As a writer, the editing experience doesn’t seem to be impacted by whether I’m writing for an online or print publication; it’s just about who you’re working with and the priorities set by the publication. Some like it fast and cheap, others are more rigorous. You can choose what to read and who to write for, but that’s sort of it. The publications determine their own priorities.

Omar Kholeif
December, 2014

No. They are different things. When I have a copy of a magazine, I sit and read it cover to cover, it is indulgence, I love the smell of paper, the image reproduction, the form, I am definitely a fan of print culture. In fact, I am a huge advocate for preserving and saving it. For example, I loathe e-books, here, you have no room for marginalia, indentation, physical wear and tear, and lived experience; I am not simply being romantic here, its a different relationship to writing – in print, writing is a formal physical material in a way it simply isn’t online.

Nicholas O'Brien
December, 2014

This is a tricky two part question! I do think I pay equal attention to both on and offline content I read. Though when I’m really wanting to read something online I tend to print it out at work for the subway/bus. That’s where I get most of my reading done, so I like to have a variety of different kinds of material to draw from when I’m in transit. But, when it comes to attention, I generally think I balance that pretty well between on and offline content. In other words, I have just as many tabs that need reading as I do magazines/books that I haven’t opened (though I’m proud to be relatively up to date on my New Yorkers).

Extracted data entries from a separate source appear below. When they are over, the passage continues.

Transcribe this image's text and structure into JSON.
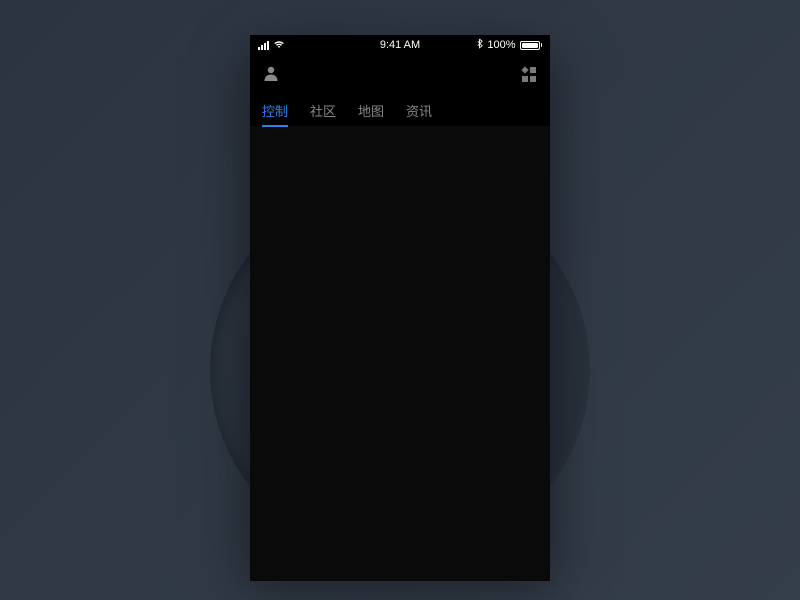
{
  "statusBar": {
    "time": "9:41 AM",
    "batteryPercent": "100%"
  },
  "tabs": {
    "items": [
      {
        "label": "控制",
        "active": true
      },
      {
        "label": "社区",
        "active": false
      },
      {
        "label": "地图",
        "active": false
      },
      {
        "label": "资讯",
        "active": false
      }
    ]
  },
  "colors": {
    "accent": "#2e7ff0",
    "background": "#000000",
    "textMuted": "#888888"
  }
}
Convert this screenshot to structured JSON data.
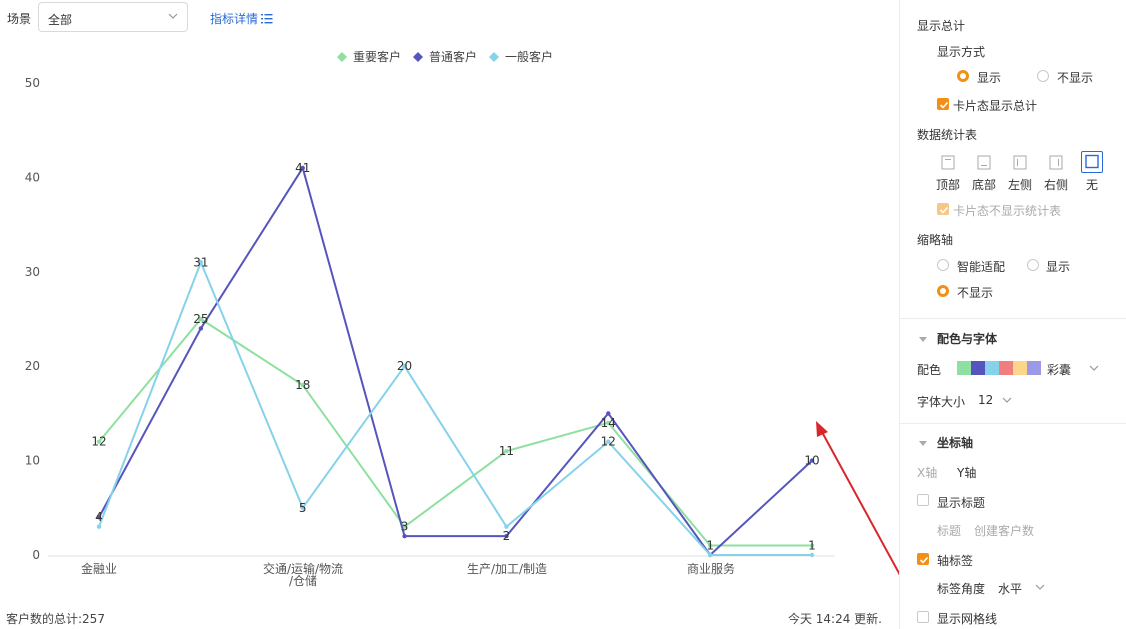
{
  "toolbar": {
    "scene_label": "场景",
    "scene_value": "全部",
    "metric_details": "指标详情"
  },
  "chart_data": {
    "type": "line",
    "categories": [
      "金融业",
      "",
      "交通/运输/物流/仓储",
      "",
      "生产/加工/制造",
      "",
      "商业服务",
      ""
    ],
    "x_tick_labels": [
      "金融业",
      "交通/运输/物流",
      "/仓储",
      "生产/加工/制造",
      "商业服务"
    ],
    "ylim": [
      0,
      50
    ],
    "yticks": [
      0,
      10,
      20,
      30,
      40,
      50
    ],
    "grid": false,
    "legend_position": "top-center",
    "series": [
      {
        "name": "重要客户",
        "color": "#8ee0a0",
        "values": [
          12,
          25,
          18,
          3,
          11,
          14,
          1,
          1
        ]
      },
      {
        "name": "普通客户",
        "color": "#5655bd",
        "values": [
          4,
          24,
          41,
          2,
          2,
          15,
          0,
          10
        ]
      },
      {
        "name": "一般客户",
        "color": "#86d2ea",
        "values": [
          3,
          31,
          5,
          20,
          3,
          12,
          0,
          0
        ]
      }
    ],
    "data_labels": [
      {
        "series": "重要客户",
        "index": 0,
        "text": "12"
      },
      {
        "series": "重要客户",
        "index": 1,
        "text": "25"
      },
      {
        "series": "重要客户",
        "index": 2,
        "text": "18"
      },
      {
        "series": "重要客户",
        "index": 3,
        "text": "3"
      },
      {
        "series": "重要客户",
        "index": 4,
        "text": "11"
      },
      {
        "series": "重要客户",
        "index": 5,
        "text": "14"
      },
      {
        "series": "重要客户",
        "index": 6,
        "text": "1"
      },
      {
        "series": "重要客户",
        "index": 7,
        "text": "1"
      },
      {
        "series": "普通客户",
        "index": 0,
        "text": "4"
      },
      {
        "series": "普通客户",
        "index": 2,
        "text": "41"
      },
      {
        "series": "普通客户",
        "index": 4,
        "text": "2"
      },
      {
        "series": "普通客户",
        "index": 7,
        "text": "10"
      },
      {
        "series": "一般客户",
        "index": 1,
        "text": "31"
      },
      {
        "series": "一般客户",
        "index": 2,
        "text": "5"
      },
      {
        "series": "一般客户",
        "index": 3,
        "text": "20"
      },
      {
        "series": "一般客户",
        "index": 5,
        "text": "12"
      }
    ]
  },
  "footer": {
    "total": "客户数的总计:257",
    "updated": "今天 14:24 更新."
  },
  "panel": {
    "show_total": "显示总计",
    "display_mode": "显示方式",
    "opt_show": "显示",
    "opt_hide": "不显示",
    "display_selected": "显示",
    "card_show_total": "卡片态显示总计",
    "card_show_total_checked": true,
    "stats_table": "数据统计表",
    "positions": [
      "顶部",
      "底部",
      "左侧",
      "右侧",
      "无"
    ],
    "position_selected": "无",
    "card_hide_stats": "卡片态不显示统计表",
    "card_hide_stats_checked": true,
    "thumb_axis": "缩略轴",
    "thumb_opts": [
      "智能适配",
      "显示",
      "不显示"
    ],
    "thumb_selected": "不显示",
    "color_font": "配色与字体",
    "color_label": "配色",
    "palette_name": "彩囊",
    "palette": [
      "#8ee0a0",
      "#5655bd",
      "#86d2ea",
      "#f07e7e",
      "#fcd68a",
      "#9b9ae8"
    ],
    "font_size_label": "字体大小",
    "font_size_value": "12",
    "axis": "坐标轴",
    "x_axis": "X轴",
    "y_axis": "Y轴",
    "show_title": "显示标题",
    "show_title_checked": false,
    "title_label": "标题",
    "title_value": "创建客户数",
    "axis_labels": "轴标签",
    "axis_labels_checked": true,
    "label_angle": "标签角度",
    "label_angle_value": "水平",
    "show_grid": "显示网格线",
    "show_grid_checked": false
  },
  "colors": {
    "accent": "#f29016",
    "link": "#2a6ad8",
    "annotation_arrow": "#d9262c"
  }
}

In terms of personal experience to online publications affecting my writing I’d say absolutely. But again, I think this happens more on an editorial side than on my own persona writing side. Some personal experiences tend not to go very well with particular kinds of publications. I think I have a pretty particular way of writing/researching/thinking but sometimes that style doesn’t fit the context I’m publishing in. So, although my personal experience affects my writing, I don’t know always know if this comes through after the editorial process. Mostly it does, but occasionally it doesn’t. I think a lot of times I’m writing in a style that comes from particular kinds of writers that I admire, especially depending on the kind of piece I am writing. For instance, when I’m writing something more fiction based, I write with particular people (or voices) in mind. When I’m writing critically those people (or voices) change. That personal experience then definitely informs the way I’m writing.

Michael Connor
December, 2014

I like to read on a device because it’s pretty lightweight. However when it comes to really dense things like Derrida, I have to be able to make notes with a pen. No other interface has really substituted for that. But I have been reading online for a long time and I don’t mind it. I can read most scholarly texts or Twitter online. I love reading Twitter and it definitely changes my writing.

Merve Unsal
December, 2014

I pay attention to online publishing in a different way, because I’m an online publisher. I look at things thinking what’s working and what’s not. Print publishing is something I’m not planning to do myself, so it’s more about just reading. I don’t care about the details as much. There is always an assessment involved in reading online publishing.

Kyle Chayka
December, 2014

I think the reading experience of print will always be better and I can focus better on it. However, its reach is limited. I think my writing online is shaped by the publications I read and the editors and other writers I talk to online all day. The writing is a kind of social product.

Jessica Loudis
December, 2014

I do pay as much attention to what I read online as in print. Over the years I’ve found that it’s become easier and easier to pay attention to what I read online, particularly with the assistance of apps like Reability and Instapaper, and even white noise generators.